Me: Ok, these are the specs. Do you think you can do it?
Architect: These look like renovation plans for a Barbie Dream House.
Me: And?
She was attractive, like poultry on a commemorative stamp.
Interviewer: Tell me about your future plans.
Me: You mean, like, just tomorrow, or for, like, the whole weekend?
The Water Board sent me a notice saying that my bill was a year old,
I obviously apologised for forgetting, and sent them a birthday card.
I like to think of brunch as the purest form of anarchy. Want a burger between 2 waffles? Go for it. Scrambled eggs on a brownie? Heck yeah! Toss some onion rings in those Froot Loops, you are ungovernable. For 90 glorious minutes, all rules of polite society have been suspended.
it was the busta rhymes, it was the wursta rhymes
My parents are happily celebrating their 50th anniversary. “That will be you and me one day,” I quietly whisper to the gym membership I can’t cancel.
no april fools jokes for us as we are in the middle of a pandemic. having said that, goofy has died.
[ from bed ]
*accio coffee*
damnit it didn’t work again
[on honeymoon in Paris]
Her: Look, there’s the Eiffel Tower
Me: Wait, I thought you said you’d never been to Paris before?
Dating another woman, expectations: pillow fights in lingerie, suprising eachother w/ flowers, romantic baths, pride parades
Reality: passing the same cold back & forth, “are you wearing my jeans again?”, hair everywhere, “it’s MY turn to lean on YOUR chest!”, who’s bra is this
(First date)
Me: So Pamela, do you enjoy being a psychologist?
Her: *smiles* Yes, but you dont pronounce the P.
Me: Oh I’m sorry Amela.
When I was 5 my life ambition was to ride on a parade float.

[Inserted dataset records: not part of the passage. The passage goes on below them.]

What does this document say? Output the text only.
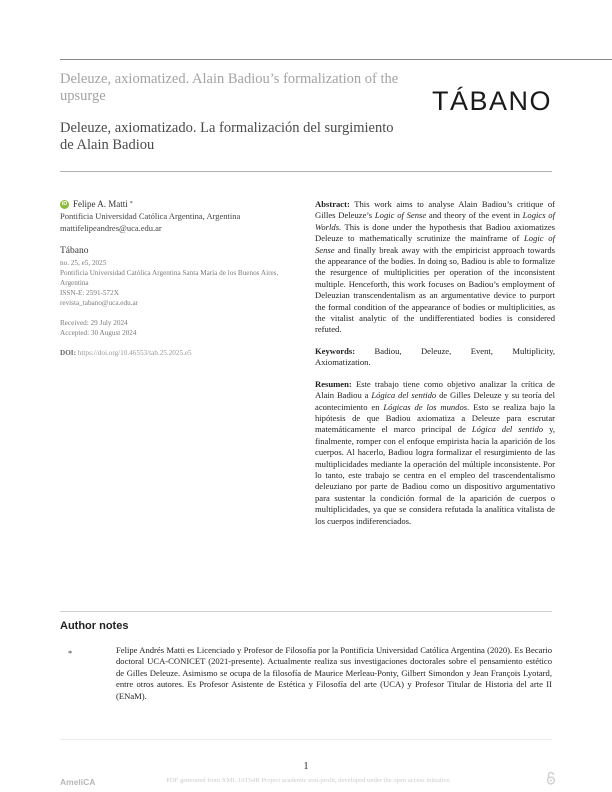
Deleuze, axiomatized. Alain Badiou’s formalization of the upsurge
Deleuze, axiomatizado. La formalización del surgimiento de Alain Badiou
TÁBANO
iD Felipe A. Matti *
Pontificia Universidad Católica Argentina, Argentina
mattifelipeandres@uca.edu.ar
Tábano
no. 25, e5, 2025
Pontificia Universidad Católica Argentina Santa María de los Buenos Aires, Argentina
ISSN-E: 2591-572X
revista_tabano@uca.edu.ar
Received: 29 July 2024
Accepted: 30 August 2024
DOI: https://doi.org/10.46553/tab.25.2025.e5

Abstract: This work aims to analyse Alain Badiou’s critique of Gilles Deleuze’s Logic of Sense and theory of the event in Logics of Worlds. This is done under the hypothesis that Badiou axiomatizes Deleuze to mathematically scrutinize the mainframe of Logic of Sense and finally break away with the empiricist approach towards the appearance of the bodies. In doing so, Badiou is able to formalize the resurgence of multiplicities per operation of the inconsistent multiple. Henceforth, this work focuses on Badiou’s employment of Deleuzian transcendentalism as an argumentative device to purport the formal condition of the appearance of bodies or multiplicities, as the vitalist analytic of the undifferentiated bodies is considered refuted.

Keywords: Badiou, Deleuze, Event, Multiplicity,
Axiomatization.

Resumen: Este trabajo tiene como objetivo analizar la crítica de Alain Badiou a Lógica del sentido de Gilles Deleuze y su teoría del acontecimiento en Lógicas de los mundos. Esto se realiza bajo la hipótesis de que Badiou axiomatiza a Deleuze para escrutar matemáticamente el marco principal de Lógica del sentido y, finalmente, romper con el enfoque empirista hacia la aparición de los cuerpos. Al hacerlo, Badiou logra formalizar el resurgimiento de las multiplicidades mediante la operación del múltiple inconsistente. Por lo tanto, este trabajo se centra en el empleo del trascendentalismo deleuziano por parte de Badiou como un dispositivo argumentativo para sustentar la condición formal de la aparición de cuerpos o multiplicidades, ya que se considera refutada la analítica vitalista de los cuerpos indiferenciados.

Author notes
*	Felipe Andrés Matti es Licenciado y Profesor de Filosofía por la Pontificia Universidad Católica Argentina (2020). Es Becario doctoral UCA-CONICET (2021-presente). Actualmente realiza sus investigaciones doctorales sobre el pensamiento estético de Gilles Deleuze. Asimismo se ocupa de la filosofía de Maurice Merleau-Ponty, Gilbert Simondon y Jean François Lyotard, entre otros autores. Es Profesor Asistente de Estética y Filosofía del arte (UCA) y Profesor Titular de Historia del arte II (ENaM).
1
AmeliCA	PDF generated from XML JATS4R Project academic non-profit, developed under the open access initiative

That happened when I was 6.
I didn’t really plan past that, and still haven’t.
i’ll never forget when I was in the 3rd grade and my teacher asked us to draw our favorite season and I drew salt
I never give money to those Salvation Army people because I know they’re just gonna spend it on more bells.
I caved and put on a movie for my kid and her playdate but told her in this house we call movies “arts and crafts” in case her parents ask what she did here.

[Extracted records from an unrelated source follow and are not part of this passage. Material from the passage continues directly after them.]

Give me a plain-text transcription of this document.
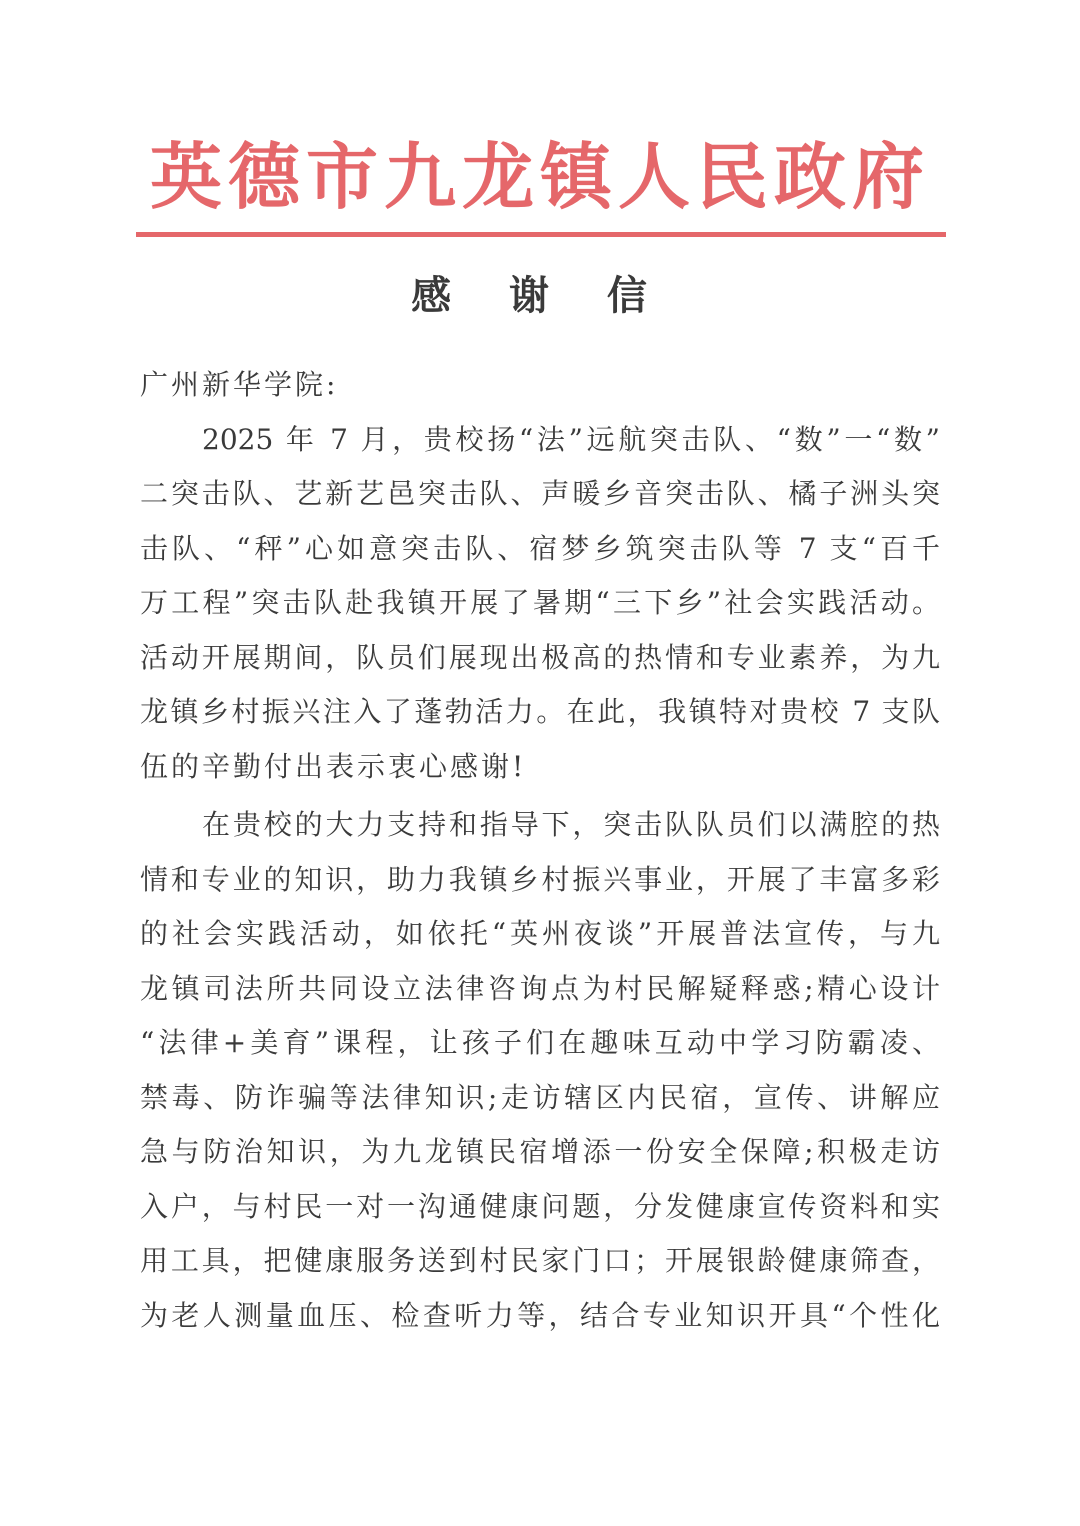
英德市九龙镇人民政府
感 谢 信
广州新华学院:
2025 年 7 月，贵校扬“法”远航突击队、“数”一“数”
二突击队、艺新艺邑突击队、声暖乡音突击队、橘子洲头突
击队、“秤”心如意突击队、宿梦乡筑突击队等 7 支“百千
万工程”突击队赴我镇开展了暑期“三下乡”社会实践活动。
活动开展期间，队员们展现出极高的热情和专业素养，为九
龙镇乡村振兴注入了蓬勃活力。在此，我镇特对贵校 7 支队
伍的辛勤付出表示衷心感谢!
在贵校的大力支持和指导下，突击队队员们以满腔的热
情和专业的知识，助力我镇乡村振兴事业，开展了丰富多彩
的社会实践活动，如依托“英州夜谈”开展普法宣传，与九
龙镇司法所共同设立法律咨询点为村民解疑释惑;精心设计
“法律+美育”课程，让孩子们在趣味互动中学习防霸凌、
禁毒、防诈骗等法律知识;走访辖区内民宿，宣传、讲解应
急与防治知识，为九龙镇民宿增添一份安全保障;积极走访
入户，与村民一对一沟通健康问题，分发健康宣传资料和实
用工具，把健康服务送到村民家门口；开展银龄健康筛查，
为老人测量血压、检查听力等，结合专业知识开具“个性化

I was going to give up coffee for Lent, but then I remembered I’m not Catholic.
MR. PEANUT: so you expect me to help sell members of my own kind to be eaten by humans?
BOSS: yeah. you get to wear a top hat and a monocle tho
MR. PEANUT: throw in some gloves and a cane and you’ve got yourself a deal
Interviewer: Your resumé says your strength is confidence but your weakness is languages
Me: I think you’ll find it’s pronounced resume
Leonardo DiCaprisun
I wonder what the part of my brain that used to store people’s phone numbers is doing now.

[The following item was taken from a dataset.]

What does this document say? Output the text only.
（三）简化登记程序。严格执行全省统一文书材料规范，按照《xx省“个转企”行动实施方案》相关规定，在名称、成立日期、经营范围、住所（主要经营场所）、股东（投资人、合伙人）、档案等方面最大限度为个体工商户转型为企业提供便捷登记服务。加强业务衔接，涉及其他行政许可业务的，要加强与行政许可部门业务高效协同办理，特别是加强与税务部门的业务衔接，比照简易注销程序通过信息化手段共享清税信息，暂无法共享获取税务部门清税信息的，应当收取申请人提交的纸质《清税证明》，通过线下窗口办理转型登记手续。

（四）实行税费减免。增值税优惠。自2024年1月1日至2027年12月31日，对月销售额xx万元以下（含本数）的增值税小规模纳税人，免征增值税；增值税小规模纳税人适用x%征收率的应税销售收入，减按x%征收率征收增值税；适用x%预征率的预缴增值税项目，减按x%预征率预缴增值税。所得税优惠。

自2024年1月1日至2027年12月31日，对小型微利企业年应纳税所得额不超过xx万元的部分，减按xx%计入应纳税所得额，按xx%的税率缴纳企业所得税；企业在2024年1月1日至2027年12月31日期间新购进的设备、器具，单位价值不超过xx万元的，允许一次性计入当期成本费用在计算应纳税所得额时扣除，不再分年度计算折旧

dad: snapping a pic of your grandma in her coffin is weird
me: it’s socially acceptable these days
dad: just hurry up so we can put her back in the ground
[Quiz show]
Host: “Stephen that is the… CORRECT ANSWER!!”
Me: “Oh my. I can’t believe it!”
Host: “Congratulations! You have won Who Wants to Win a Million Bears!”
Me: “This is amaz- what did you just say?”
Can I get a Hallelujah?
Hallelujah!
Can I get an Amen?
Amen!
Can I get you to watch my kids for five minutes?
*crickets*
Always strange when the wolves decide to raise you rather than to eat you.
What do you call a snake that is exactly 3.14 meters long?
A πthon
His icy glare melts my creamy core. He’s so cold, beads of water drip down his exterior. My walls ache to be drowned by him.